CDA

CDA
13-05-03
Eerste Kamerfractie stemt in met Wetsvoorstel uitbreiding strafbaarstelling heimelijk cameratoezicht

Het risico van inbreuk op de privacy van anderen speelt vooral een rol bij het inzetten van heimelijk cameratoezicht, en daarom verheugt het de CDA-fractie dat met dit wetsvoorstel de norm van het rechtmatig gebruik van cameratoezicht in de wet wordt verankerd, onder het gelijktijdig hanteren van het uitgangspunt dat cameratoezicht een effectief hulpmiddel kan zijn in het voorkomen en bestrijden van criminaliteit. Dit zei Eerste Kamerlid Tineke Lodders-Elfferich tijdens de plenaire behandeling van het Wetsvoorstel uitbreiding strafbaarstelling heimelijk cameratoezicht, op dinsdag 6 mei 2003.

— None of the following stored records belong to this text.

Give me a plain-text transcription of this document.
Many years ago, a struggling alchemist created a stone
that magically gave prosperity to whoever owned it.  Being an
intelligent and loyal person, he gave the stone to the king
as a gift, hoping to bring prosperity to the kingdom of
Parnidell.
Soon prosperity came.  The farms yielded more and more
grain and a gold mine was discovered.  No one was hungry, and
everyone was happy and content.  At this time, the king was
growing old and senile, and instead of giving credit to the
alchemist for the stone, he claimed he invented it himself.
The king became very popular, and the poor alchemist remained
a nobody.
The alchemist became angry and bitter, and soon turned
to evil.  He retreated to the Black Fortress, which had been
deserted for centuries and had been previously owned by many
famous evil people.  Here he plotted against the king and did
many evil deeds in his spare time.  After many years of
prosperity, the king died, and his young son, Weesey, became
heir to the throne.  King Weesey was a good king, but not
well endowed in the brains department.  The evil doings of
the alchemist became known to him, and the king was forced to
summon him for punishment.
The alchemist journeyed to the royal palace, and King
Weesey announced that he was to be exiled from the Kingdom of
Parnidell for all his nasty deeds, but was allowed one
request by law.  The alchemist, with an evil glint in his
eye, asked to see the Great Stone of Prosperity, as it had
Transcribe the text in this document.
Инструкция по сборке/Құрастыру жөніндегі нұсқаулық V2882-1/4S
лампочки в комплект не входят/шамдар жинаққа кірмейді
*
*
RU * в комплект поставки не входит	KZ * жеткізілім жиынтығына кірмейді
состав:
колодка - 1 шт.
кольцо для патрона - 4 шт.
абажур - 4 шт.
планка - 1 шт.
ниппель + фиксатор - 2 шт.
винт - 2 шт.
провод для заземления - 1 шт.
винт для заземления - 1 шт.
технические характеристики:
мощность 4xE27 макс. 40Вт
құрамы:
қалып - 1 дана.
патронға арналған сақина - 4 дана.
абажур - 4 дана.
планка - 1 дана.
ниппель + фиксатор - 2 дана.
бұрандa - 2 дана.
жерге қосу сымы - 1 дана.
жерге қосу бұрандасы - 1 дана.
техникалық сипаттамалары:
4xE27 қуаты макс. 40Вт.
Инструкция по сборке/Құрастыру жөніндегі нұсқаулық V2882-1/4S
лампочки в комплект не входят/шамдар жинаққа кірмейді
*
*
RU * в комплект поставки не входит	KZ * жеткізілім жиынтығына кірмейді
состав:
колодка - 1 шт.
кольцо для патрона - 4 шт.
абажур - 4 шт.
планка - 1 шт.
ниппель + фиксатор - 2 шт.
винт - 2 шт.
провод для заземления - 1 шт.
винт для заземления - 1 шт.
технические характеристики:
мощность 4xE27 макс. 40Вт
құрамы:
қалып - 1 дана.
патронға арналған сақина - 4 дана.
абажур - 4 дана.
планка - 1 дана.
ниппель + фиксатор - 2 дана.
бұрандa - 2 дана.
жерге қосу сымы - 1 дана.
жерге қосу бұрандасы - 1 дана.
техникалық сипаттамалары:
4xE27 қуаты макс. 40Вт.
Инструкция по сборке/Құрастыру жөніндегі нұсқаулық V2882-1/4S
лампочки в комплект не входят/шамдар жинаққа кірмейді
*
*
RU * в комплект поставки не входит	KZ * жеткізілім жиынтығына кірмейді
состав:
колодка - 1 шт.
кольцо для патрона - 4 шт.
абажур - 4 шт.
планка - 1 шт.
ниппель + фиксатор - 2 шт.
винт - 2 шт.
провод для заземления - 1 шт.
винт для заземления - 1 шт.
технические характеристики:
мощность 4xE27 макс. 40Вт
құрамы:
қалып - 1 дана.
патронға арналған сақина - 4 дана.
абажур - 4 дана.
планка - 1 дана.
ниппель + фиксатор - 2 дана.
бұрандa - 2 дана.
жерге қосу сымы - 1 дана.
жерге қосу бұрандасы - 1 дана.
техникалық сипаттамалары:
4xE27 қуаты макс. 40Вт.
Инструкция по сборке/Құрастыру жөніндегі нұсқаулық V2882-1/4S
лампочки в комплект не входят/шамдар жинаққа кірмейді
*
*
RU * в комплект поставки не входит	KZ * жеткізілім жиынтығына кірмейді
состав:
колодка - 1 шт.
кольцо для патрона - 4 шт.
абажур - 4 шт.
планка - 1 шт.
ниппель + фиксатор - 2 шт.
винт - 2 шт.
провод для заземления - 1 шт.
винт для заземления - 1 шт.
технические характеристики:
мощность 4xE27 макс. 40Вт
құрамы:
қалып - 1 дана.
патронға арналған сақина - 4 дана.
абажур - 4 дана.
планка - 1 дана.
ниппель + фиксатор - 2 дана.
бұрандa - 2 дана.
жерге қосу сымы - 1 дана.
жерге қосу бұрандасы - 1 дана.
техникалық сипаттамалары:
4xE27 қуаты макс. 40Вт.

Lodders: In zijn brief van 6 september 2002 aan de voorzitter van de Tweede Kamer, heeft de minister de voorwaarden aldus samengevat: het cameratoezicht moet noodzakelijk zijn en het doel daarvan moet vooraf zijn bepaald; andere minder ingrijpende middelen zijn uitgeput of afwezig; het cameratoezicht moet voor het publiek kenbaar zijn en het omgaan met de verkregen beelden moet op zorgvuldige wijze geschieden.

Verder is de reikwijdte uitgebreid tot alle voor het publiek toegankelijke plaatsen. Waar het niet-publiek toegankelijke plaatsen betreft, kan het ook gaan om erven en tuinen. Juist vanwege deze uitbreiding acht mijn fractie het zo belangrijk dat de normstelling duidelijk is, aldus Tineke Lodders.

Van groot belang voor de praktijk van het inzetten van cameratoezicht op de werkvloer (ondernemingen) en bij instellingen als ziekenhuizen, universiteiten e.d. achtte zij de bevestiging van de minister dat de kenbaarheid algemeen geformuleerd kan zijn en niet hoeft te zijn gespecificeerd naar tijd en plaats.

De CDA-fractie heeft het Wetsvoorstel uitbreiding strafbaarstelling heimelijk cameratoezicht aangenomen.